I am very much enjoying and valuing the conversation about my recent blog about the Bible and what it is and is not. I am especially interested in the comments about mystical experiences and how they (or the lack of them) affect understandings of the Bible.
Mysticism and mystical experiences can be defined in a very narrow or broader sense of the word. In the narrow sense, they are relatively few and might be dismissed, by religious and non-religious people alike, as aberrations and not very important. In the broad sense, to use a medieval Christian definition, mysticism is about “the experiential knowledge of God.”
As experiences, they have been categorized in a number of ways. Some are “eyes open” experiences in which a one sees what one would ordinarily see, but it looks different: transfigured, suffused with light, filled with radiant luminosity (which is what the word “glory” most often means in the Bible. Moses saw a bush that burned without being consumed; a text in Isaiah proclaims that the whole earth is filled with the glory of God; a psalm declares that the firmament, the sky, proclaims the glory of God.

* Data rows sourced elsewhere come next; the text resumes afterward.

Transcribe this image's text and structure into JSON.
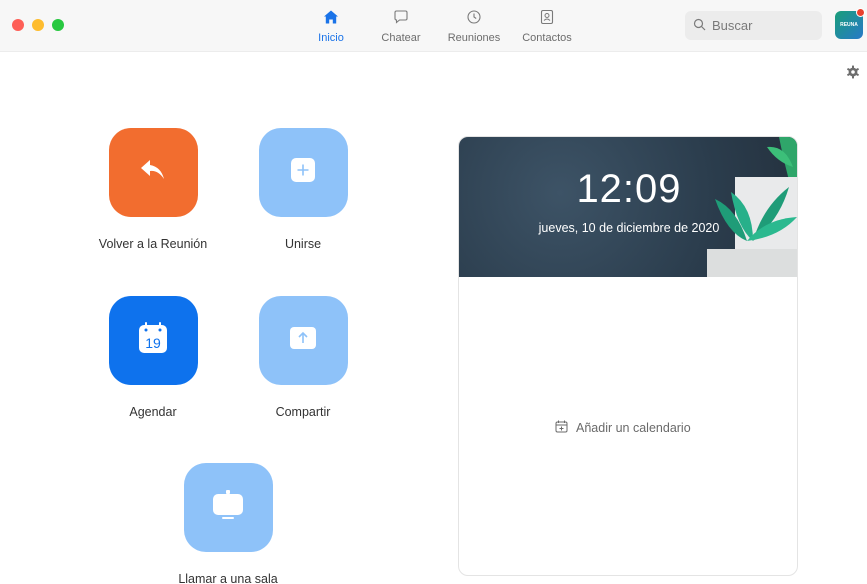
{
  "nav": {
    "tabs": [
      {
        "label": "Inicio",
        "icon": "home-icon",
        "active": true
      },
      {
        "label": "Chatear",
        "icon": "chat-bubble-icon",
        "active": false
      },
      {
        "label": "Reuniones",
        "icon": "clock-icon",
        "active": false
      },
      {
        "label": "Contactos",
        "icon": "contact-card-icon",
        "active": false
      }
    ]
  },
  "search": {
    "placeholder": "Buscar"
  },
  "avatar": {
    "text": "REUNA"
  },
  "actions": [
    {
      "label": "Volver a la Reunión",
      "icon": "return-arrow-icon",
      "color": "#f26d2f"
    },
    {
      "label": "Unirse",
      "icon": "plus-icon",
      "color": "#8ec2f9"
    },
    {
      "label": "Agendar",
      "icon": "calendar-icon",
      "day": "19",
      "color": "#0e72ed"
    },
    {
      "label": "Compartir",
      "icon": "share-up-arrow-icon",
      "color": "#8ec2f9"
    },
    {
      "label": "Llamar a una sala",
      "icon": "monitor-icon",
      "color": "#8ec2f9"
    }
  ],
  "calendar_card": {
    "time": "12:09",
    "date": "jueves, 10 de diciembre de 2020",
    "add_calendar": "Añadir un calendario"
  },
  "colors": {
    "accent": "#1a73e8",
    "zoom_blue": "#0e72ed",
    "light_blue": "#8ec2f9",
    "orange": "#f26d2f"
  }
}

Some are “eyes closed” experiences. These include visions (of angels, Jesus, Mary, saints – and in other traditions, Kirishna and the Buddha and more). They also include experiences of union/communion in meditative and contemplative states of consciousness.

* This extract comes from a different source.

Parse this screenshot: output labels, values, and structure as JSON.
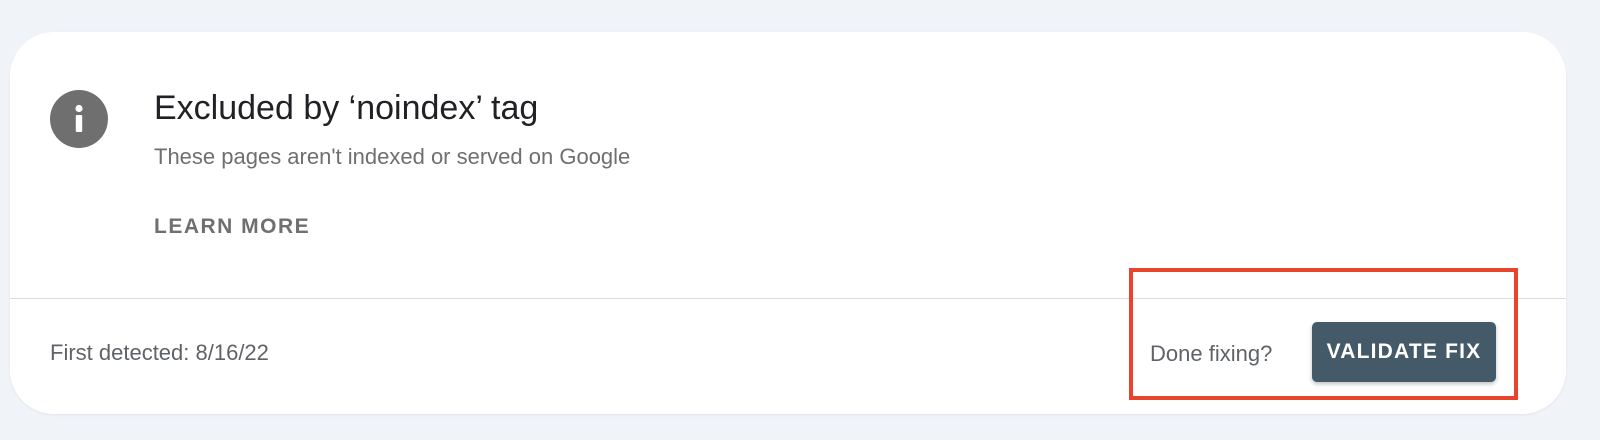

Some are experiences of the whole of creation suffused with God, the sacred. Some are experiences of God, the sacred, “within.” Mystical theology – in Christian forms and other forms – affirms both. Such experiences change the meaning, the referent, of the word “God” and “the sacred.” Instead of these words referring to a person-like supernatural being who may or may not exist, they refer to a presence, a glory, sometimes experienced – that is, known.
For skeptics as well as for dogmatic Christians, such experiences do not prove anything. The former dismiss them as weird states of consciousness that lead to unwarranted inferences. The latter distrust them because they seem to lead to conclusions incompatible with dogmatic understandings of Christianity. For them, only the Bible (and/or the teaching authority of the church) matters. Indeed, some conservative Christians think of mystical experiences as diabolic.
For me, because of several such experiences, and because of my study of mystical experiences in multiple religions, they are the reason that I continue to be Christian. And that I continue to think that the religions of the world at their best are sacraments of the sacred and vehicles of good.
Not all mystical experiences lead to good. It seems clear that many Germans at the Nurnberg rallies in the late 1930s entered a state of mystical ecstasy as they listened to Hitler in the midst of flags and goose-steeping troops and stirring music. So also it is easy to imagine that one or more of the 9/11 attackers were in a mystical state as the planes they had hijacked approached their targets. Ecstatic absorption in something beyond oneself is no guarantee of goodness.
The test, the criterion of discernment, as William James wrote more than a century ago, quoting a saying of Jesus from Matthew, is, “By their fruits, you shall know them.” If the result, the consequence of mystical experience, is compassion and growth in compassion, then it is of God, from the sacred.
To bring this back to the Bible: for me, the power and the authority of the Bible is not grounded in an alleged divine origin, as if God inspired the Bible as God has never inspired anything else.
How bizarre that would be – that the creator of the whole universe, the sacred that is present everywhere, chose to be revealed only in the Bible, and only in the religion that venerates the Bible – which just fortunately happens to be our own tradition. That notion is the product of Christian provinciality – easy to believe if one has never encountered anything else, but impossible to believe for those who have. Does Christian faith mean absolutizing the truth of Christian provinciality?
Rather, the power and authority of the Bible for me is that is the story and testimony of people in ancient Israel and early Christianity for whom God was an experiential reality – the sacred as disclosed, revealed, in the stories of the exodus from the land of bondage; in the prophetic protest against oppression within Israel itself; in the centuries of exile filled with longing for a world of justice and peace; in the passion of Jesus for the kingdom of God on earth; in Paul’s proclamation of “Christ crucified” (by the powers that ruled his world), “Jesus is Lord” (and thus the powers are not), and life “in Christ” (challenging the conventions of “this world”).
The central figures of the Bible – from Abraham through Moses and the prophets and Jesus and Paul and more – are all portrayed as people for whom God, the sacred, was an experiential reality. Without a grounding in such experiences, Christianity and all the religions of the world are “hypotheses.” And not very persuasive hypotheses.
Why should one take seriously the religious writings and thoughts of people who lived thousands of years ago? Only if they are speaking about experiences and not simply beliefs.